Friday, May 31, 2013
New Poetry by Donal Mahoney
Concert at Bernie's
When Bernie wakes at 6 a.m.
there's a piano on his chest
and Erroll Garner's playing "Misty."
Sinatra's on the headboard
improvising lyrics
and Krupa's in the corner
painting on the drums.
The music is magnificent.
Once the song is over
Bernie chants his morning prayers,
shaves and showers and limps to work
for another day at the gherkin factory.
The foreman, Mr. Simpkins, is an ogre
nonpareil, a sumbitch unsurpassed,
who stalks the catwalk all day long
with megaphone and stopwatch.
At 5 p.m. the factory spits Bernie
and his cohorts out the door
so Bernie limps to the Hot Wok Shack
and buys a carton of Egg Fu Yung
and heads back home to wait for dawn
so he can hear Erroll play "Night and Day"
while Sinatra does the vocal and
Krupa punctuates the piece
softly on the drums.
Bernie spends each day in hell but dawn
is always a concert from heaven.
- Donal Mahoney 2013
Donal Mahoney lives in St.
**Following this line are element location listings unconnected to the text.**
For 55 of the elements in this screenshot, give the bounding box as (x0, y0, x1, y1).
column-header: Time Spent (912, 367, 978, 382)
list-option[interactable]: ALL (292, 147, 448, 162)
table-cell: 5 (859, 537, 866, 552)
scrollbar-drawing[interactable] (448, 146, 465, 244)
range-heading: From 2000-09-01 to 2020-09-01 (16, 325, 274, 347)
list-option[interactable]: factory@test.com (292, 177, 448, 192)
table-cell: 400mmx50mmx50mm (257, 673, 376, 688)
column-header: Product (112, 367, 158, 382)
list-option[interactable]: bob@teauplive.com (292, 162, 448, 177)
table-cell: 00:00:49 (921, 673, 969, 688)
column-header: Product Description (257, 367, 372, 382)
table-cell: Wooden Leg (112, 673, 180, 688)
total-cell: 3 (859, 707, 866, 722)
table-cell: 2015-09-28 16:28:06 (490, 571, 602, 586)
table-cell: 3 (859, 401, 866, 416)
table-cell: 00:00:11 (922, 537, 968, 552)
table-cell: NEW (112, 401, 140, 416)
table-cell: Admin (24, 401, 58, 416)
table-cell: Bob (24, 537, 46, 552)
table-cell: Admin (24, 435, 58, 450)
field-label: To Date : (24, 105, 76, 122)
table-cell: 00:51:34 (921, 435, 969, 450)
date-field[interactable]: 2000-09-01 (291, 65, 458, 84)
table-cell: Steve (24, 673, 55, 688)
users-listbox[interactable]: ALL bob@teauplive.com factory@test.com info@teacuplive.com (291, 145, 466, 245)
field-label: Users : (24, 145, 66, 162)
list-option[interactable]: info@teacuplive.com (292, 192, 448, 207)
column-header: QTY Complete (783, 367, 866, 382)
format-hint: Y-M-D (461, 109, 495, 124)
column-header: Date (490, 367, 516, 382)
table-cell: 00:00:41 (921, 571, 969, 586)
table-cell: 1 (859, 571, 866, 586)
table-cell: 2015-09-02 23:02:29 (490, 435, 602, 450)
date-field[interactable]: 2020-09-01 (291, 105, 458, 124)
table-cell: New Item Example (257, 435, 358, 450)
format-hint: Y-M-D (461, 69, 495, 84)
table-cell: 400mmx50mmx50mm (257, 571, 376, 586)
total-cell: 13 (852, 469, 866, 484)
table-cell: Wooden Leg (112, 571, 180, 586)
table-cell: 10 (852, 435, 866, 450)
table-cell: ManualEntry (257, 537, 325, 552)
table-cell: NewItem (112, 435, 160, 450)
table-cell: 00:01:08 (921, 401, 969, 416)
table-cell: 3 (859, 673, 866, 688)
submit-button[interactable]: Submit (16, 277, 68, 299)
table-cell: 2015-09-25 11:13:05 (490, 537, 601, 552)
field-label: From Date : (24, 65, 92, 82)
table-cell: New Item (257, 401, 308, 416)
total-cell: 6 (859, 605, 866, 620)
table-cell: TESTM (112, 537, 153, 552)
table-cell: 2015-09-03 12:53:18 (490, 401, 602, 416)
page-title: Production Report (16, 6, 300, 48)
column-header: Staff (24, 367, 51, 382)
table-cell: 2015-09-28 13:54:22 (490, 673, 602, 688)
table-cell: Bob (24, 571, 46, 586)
Louis, Missouri.
Wednesday, May 29, 2013
New Poetry by Breda Wall Ryan
Childhood Sin
...the earthworm
we split
to see the head
grow a tail
the tail
a new head
instead
five simple hearts
failed
one by one...
another regret
- Breda Wall Ryan 2013
Stardrift
Nights we lay still as hares
in our grass form,
balanced the rising moon
on our toes,
skyward-stretched arms
finger-tipped with stars.
Tonight you sit alone
in the screen’s blue glow,
tea cold at your elbow,
while I watch
distant balefires,
light years between us.
- Breda Wall Ryan 2013
Breda Wall Ryan has been shortlisted for several international literary prizes for fiction and poetry, most recently The Fish Poetry Prize, and won the UCD Anthology Contest(poetry) 2011. Her work is published in anthologies and in journals. has won or been shortlisted for several literary prizes. A member of Hibernian Poetry, Dublin, she has an M. Phil. in Creative Writing from Trinity C ollege, Dublin. She has completed a short story collection, The Hardest Winter and Other Stories and a poetry collection, The Woman who Toasted the Owl.
Monday, May 06, 2013
New Poetry by April Krivensky
Choppy
The image of you in my head is nothing but a compilation of pixels.
Squares filled with shades to figure
out what they’re actually there for once you’re completely zoomed out.
I long to zoom myself back in and get lost.
Your technicolor checker board of
“I’ll tell you later”’s
and
“I don’t wanna talk about it”’s
make for a gift wrapped Capricorn horoscope served on
a gold platter.
Inch back to me because inches provide a way
for everyone to understand the size of something.
Like the top joint of your thumb or the 2.54 seconds
it took you to leave your apartment balcony.
Just talk to me like you would into a tin can.
Childishly.
Tell me you want to play.
Let me teach you the abacus of my breath.
Each bead that gets pushed is another heartstring
you plucked.
I’m still stuck on the other side.
- April Krivensky 2013
April Krivensky attends the University of Illinois Urbana-Champaign pursuing a major in Creative Writing. She loves her Dorgi, a good joke, and eating toffee. She lives in Orland Park, IL.
Sunday, May 05, 2013
New Poetry by Kathryn Guelcher
Too Much. I Know.
Listen, friends. I probably either didn’t care about you or even like you
for a long time. Sorry about that. Inevitably, there was a moment—
something you said or did, or just exposure over time— when
I realized I was wrong, again, and we should be friends. Forever.
There is almost nothing that can undo this now,
whatever your wishes to the contrary—sorry again.
And while I’m good for a laugh or two, this moment marks
the beginning of everything getting generally worse for you.
I’ll forget your birthday, text too often, email too much
fail to ask important follow-up questions, make you read my poetry,
tell meandering anecdotes at a displeasing pitch or volume,
defend the person you are angry with, interrupt your story
with one of my own that is vaguely related, and maybe better.
But probably worse.
I’ll be decent at unimportant marks of friendship of my choosing,
like remembering your aunt’s quirks, and terrible at any that really matter.
But I’ll think kindly about you more than you’d suppose.
I’ll manage to suffocate and fail you with my love, simultaneously.
All this, I think you know. You are not too many in number,
but you are not alone. So, be irritated, perhaps, but not overwhelmed.
I can’t help it. Because once I’m finally done casually disliking you,
I can’t fully comprehend your importance to me.